S P Setia president and chief executive officer Datuk Khor Chap Jen said the group’s 3-storey terraced house and three-storey linked semi-detached house projects in Setia Alam achieved a good take-up rate of 86%, indicating that underlying demand is still strong.

“Moving forward, the group has identified approximately 13 phases with a GDV of RM3 billion to be rolled out under the Setia 10:90 scheme as part of the sales initiative for FY16,” he said in the group’s filing with Bursa Malaysia.

“We are confident that the group is on track to achieve our RM4 billion sales target by December 2016,” he said.

S P Setia’s upcoming major launches in FY16 are: Setia Eco Templer in Selayang, Selangor, with a GDV of RM269 million; Setia EcoHill 2 in Semenyih, Selangor (RM512 million); Carnegie in Melbourne, Australia (A$31 million [RM91.53 million]); KL Eco City in Bangsar, Kuala Lumpur (RM444 million); Setia Sky Ville in Penang (RM477 million); Setia Sky Seputeh (Tower A) in Taman Seputeh, Kuala Lumpur (RM406 million); Setia Trio in Klang (RM351 million); and Setia Business Park II in Johor (RM127 million).

Khor said despite a challenging market environment in FY16, the group remains resilient with its diversified range of new launches, ranging from affordable homes to apartments, worth RM4.7 billion in strategic locations to be launched from 2QFY16 onwards.

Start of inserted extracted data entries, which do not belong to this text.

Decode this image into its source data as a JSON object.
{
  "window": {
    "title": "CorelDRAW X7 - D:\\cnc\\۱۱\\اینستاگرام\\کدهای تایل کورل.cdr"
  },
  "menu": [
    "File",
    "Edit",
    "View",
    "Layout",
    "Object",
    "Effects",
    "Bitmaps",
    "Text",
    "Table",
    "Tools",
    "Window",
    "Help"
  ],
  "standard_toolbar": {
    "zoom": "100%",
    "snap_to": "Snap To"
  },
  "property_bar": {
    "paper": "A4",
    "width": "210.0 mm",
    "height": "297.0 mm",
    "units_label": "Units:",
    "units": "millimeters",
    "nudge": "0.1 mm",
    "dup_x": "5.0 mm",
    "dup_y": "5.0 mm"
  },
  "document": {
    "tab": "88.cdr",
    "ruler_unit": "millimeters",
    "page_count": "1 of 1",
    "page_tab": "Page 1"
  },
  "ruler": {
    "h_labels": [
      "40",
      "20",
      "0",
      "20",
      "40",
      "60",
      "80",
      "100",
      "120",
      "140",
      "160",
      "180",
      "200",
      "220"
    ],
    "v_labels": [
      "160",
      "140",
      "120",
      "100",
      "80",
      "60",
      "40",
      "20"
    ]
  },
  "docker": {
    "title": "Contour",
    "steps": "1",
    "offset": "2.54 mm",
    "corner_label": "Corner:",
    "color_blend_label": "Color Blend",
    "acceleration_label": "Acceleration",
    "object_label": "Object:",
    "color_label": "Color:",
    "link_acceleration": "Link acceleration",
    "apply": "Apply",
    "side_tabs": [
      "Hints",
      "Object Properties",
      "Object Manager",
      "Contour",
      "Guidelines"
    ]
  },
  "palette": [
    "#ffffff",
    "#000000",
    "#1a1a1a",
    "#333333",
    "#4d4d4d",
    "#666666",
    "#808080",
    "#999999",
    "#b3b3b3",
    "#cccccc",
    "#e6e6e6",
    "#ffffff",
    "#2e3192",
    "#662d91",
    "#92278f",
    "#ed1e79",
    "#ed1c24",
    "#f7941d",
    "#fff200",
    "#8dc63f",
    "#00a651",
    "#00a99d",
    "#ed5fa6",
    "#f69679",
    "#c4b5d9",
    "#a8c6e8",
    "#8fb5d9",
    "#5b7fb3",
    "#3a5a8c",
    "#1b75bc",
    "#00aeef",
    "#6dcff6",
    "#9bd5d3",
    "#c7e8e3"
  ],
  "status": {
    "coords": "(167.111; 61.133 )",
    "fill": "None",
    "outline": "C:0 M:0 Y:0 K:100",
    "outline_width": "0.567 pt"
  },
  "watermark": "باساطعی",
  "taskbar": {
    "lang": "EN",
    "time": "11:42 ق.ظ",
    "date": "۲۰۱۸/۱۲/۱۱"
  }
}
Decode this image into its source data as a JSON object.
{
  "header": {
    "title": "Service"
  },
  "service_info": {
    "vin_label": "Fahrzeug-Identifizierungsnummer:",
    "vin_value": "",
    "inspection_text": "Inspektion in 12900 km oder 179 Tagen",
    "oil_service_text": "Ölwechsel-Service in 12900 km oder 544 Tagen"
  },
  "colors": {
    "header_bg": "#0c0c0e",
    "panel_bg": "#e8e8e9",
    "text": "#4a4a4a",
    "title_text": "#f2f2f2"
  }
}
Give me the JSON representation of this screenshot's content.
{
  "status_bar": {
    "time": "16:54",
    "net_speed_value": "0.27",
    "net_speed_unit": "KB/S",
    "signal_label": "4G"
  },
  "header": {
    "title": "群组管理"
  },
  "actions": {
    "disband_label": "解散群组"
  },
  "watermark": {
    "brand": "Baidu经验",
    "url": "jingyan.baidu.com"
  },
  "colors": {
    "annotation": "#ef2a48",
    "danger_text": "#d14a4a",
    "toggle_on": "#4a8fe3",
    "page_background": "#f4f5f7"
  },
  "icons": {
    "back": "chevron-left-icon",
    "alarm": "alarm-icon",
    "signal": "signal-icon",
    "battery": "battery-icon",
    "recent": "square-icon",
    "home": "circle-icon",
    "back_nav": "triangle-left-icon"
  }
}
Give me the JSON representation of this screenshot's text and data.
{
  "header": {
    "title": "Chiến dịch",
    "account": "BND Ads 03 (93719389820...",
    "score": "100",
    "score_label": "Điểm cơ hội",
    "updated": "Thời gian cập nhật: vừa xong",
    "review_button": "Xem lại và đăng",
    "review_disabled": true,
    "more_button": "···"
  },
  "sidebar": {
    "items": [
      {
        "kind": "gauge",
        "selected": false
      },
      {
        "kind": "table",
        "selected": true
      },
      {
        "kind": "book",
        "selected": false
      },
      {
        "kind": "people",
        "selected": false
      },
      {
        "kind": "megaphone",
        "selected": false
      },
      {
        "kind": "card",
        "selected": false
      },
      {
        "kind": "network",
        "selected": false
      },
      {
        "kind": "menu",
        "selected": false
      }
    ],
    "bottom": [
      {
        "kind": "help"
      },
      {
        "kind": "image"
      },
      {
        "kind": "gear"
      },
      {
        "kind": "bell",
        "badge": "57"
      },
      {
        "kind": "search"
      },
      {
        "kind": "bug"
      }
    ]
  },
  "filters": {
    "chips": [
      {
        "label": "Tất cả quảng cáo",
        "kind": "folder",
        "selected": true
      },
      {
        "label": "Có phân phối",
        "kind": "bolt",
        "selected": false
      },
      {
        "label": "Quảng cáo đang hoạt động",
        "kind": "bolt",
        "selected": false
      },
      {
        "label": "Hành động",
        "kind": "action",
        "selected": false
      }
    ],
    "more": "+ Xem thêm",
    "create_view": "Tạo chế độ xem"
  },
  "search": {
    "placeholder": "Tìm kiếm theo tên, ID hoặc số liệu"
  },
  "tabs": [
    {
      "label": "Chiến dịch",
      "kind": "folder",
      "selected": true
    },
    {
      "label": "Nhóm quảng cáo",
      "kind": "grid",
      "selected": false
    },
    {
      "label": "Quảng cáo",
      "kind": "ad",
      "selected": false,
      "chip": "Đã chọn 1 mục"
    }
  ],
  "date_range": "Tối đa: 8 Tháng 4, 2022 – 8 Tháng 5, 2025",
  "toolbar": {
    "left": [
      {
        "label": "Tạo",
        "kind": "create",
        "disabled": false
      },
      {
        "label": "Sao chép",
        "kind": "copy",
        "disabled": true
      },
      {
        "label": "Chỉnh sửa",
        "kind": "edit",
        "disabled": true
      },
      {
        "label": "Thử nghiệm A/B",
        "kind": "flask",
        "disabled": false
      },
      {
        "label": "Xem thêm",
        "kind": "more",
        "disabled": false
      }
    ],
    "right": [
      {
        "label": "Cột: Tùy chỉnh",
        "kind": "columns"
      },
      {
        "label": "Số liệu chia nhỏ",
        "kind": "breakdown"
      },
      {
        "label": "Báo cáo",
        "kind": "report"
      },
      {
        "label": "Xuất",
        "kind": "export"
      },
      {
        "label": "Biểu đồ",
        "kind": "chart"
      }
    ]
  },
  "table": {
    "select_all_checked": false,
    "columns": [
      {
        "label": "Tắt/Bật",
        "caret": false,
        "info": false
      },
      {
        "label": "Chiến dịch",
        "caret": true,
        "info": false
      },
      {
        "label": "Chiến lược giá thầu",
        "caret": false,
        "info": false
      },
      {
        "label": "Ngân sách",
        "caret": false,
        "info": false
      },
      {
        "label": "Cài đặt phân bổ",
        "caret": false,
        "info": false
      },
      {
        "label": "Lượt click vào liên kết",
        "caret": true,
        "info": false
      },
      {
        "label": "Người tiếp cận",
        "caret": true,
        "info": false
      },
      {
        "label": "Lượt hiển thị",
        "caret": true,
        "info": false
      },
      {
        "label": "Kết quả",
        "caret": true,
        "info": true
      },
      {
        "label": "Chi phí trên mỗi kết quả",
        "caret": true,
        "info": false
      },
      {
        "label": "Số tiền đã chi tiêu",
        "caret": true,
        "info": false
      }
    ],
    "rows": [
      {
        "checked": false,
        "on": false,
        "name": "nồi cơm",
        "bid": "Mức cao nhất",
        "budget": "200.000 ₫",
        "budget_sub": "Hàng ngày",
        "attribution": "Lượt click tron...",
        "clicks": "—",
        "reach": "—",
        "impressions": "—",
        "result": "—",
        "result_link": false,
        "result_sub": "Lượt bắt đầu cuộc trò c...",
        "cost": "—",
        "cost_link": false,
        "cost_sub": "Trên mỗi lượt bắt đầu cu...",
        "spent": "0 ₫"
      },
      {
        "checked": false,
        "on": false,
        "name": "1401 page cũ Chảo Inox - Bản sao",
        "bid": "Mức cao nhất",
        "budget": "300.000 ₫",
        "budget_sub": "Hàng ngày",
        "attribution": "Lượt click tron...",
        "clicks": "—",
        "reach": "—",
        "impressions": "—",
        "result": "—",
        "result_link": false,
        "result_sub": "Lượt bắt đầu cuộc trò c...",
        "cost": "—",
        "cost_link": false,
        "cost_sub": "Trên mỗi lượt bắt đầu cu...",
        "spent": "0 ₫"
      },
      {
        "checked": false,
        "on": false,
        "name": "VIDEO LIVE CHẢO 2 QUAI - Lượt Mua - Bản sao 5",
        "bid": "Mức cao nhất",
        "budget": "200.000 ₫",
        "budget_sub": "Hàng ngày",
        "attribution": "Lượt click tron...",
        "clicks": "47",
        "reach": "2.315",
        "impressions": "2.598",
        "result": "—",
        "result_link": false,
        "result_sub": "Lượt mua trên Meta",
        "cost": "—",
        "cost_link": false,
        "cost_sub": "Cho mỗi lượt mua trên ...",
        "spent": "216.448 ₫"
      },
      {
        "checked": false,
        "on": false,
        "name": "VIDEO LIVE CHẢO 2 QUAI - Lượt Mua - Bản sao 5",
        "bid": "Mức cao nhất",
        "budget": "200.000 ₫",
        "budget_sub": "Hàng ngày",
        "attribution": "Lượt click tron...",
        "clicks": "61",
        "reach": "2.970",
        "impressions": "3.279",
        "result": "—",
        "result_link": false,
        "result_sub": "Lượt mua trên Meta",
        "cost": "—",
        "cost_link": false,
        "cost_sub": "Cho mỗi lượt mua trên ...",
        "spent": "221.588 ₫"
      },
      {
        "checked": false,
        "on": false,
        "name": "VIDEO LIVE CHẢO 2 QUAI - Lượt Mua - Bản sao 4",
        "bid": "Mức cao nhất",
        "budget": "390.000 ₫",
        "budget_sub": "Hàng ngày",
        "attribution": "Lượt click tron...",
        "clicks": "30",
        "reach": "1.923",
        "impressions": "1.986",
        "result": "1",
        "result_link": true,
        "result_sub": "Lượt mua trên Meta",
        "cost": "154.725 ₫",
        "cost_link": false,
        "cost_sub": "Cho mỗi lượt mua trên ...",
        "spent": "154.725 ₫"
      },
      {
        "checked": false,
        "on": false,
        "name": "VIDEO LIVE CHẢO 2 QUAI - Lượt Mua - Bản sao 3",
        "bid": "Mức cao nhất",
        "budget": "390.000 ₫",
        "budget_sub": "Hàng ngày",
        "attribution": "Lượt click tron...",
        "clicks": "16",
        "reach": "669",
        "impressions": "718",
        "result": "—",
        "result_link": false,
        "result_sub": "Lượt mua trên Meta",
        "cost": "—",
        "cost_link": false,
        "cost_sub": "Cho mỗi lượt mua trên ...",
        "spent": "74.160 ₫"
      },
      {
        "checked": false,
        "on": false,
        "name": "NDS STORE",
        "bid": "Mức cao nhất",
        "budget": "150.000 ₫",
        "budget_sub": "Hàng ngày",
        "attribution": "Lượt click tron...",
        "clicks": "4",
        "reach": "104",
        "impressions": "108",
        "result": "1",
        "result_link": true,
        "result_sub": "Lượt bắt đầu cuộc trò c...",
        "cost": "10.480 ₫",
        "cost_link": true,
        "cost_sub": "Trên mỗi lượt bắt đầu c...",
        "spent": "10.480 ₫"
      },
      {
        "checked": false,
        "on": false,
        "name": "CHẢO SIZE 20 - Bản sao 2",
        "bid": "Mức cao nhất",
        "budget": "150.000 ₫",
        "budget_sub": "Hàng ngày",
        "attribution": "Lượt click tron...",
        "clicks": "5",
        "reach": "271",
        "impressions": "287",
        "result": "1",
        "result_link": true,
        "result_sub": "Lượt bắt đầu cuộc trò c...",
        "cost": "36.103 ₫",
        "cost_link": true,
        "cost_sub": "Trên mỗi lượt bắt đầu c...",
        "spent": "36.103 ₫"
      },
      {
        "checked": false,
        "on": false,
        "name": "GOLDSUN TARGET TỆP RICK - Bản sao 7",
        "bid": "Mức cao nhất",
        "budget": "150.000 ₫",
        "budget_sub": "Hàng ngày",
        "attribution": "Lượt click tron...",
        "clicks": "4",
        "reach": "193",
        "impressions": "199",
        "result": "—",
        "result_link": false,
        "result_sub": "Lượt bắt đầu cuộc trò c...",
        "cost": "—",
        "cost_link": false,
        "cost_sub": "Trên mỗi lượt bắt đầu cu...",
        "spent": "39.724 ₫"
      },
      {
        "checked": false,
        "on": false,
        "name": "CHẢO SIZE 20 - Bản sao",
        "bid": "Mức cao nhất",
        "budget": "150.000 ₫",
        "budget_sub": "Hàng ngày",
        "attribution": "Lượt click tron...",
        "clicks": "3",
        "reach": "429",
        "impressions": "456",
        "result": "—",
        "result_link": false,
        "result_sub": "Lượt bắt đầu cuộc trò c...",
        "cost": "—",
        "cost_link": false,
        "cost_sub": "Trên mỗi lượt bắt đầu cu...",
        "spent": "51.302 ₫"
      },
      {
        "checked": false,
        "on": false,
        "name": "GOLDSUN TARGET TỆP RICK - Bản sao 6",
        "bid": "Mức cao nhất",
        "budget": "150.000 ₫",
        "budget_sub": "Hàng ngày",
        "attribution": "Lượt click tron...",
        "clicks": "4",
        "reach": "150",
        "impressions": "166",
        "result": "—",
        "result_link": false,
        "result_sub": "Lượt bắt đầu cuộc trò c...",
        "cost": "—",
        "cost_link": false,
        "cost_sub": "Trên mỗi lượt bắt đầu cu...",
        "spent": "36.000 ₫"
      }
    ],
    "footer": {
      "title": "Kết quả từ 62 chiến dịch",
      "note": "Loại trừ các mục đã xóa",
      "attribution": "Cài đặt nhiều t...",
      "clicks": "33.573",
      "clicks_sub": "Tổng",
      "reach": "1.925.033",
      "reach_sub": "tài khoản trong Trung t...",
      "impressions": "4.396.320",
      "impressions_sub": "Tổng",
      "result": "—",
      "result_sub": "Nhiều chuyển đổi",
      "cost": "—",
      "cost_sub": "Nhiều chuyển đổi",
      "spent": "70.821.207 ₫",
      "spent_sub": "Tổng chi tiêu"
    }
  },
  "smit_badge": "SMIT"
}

He said the group’s unbilled sales of RM8.6 billion as at March 31, which will be delivered within the next few years, will yield good profit visibility for the group and augur well with the challenging market conditions the company is facing.

“The board is confident that with the group’s strong brand name and large pipeline of unbilled sales, prospects remain strong with execution and timely delivery being the group’s key focus areas for the coming years,” he added.

S P Setia shares closed unchanged yesterday at RM3.20, with a market capitalisation of RM8.44 billion.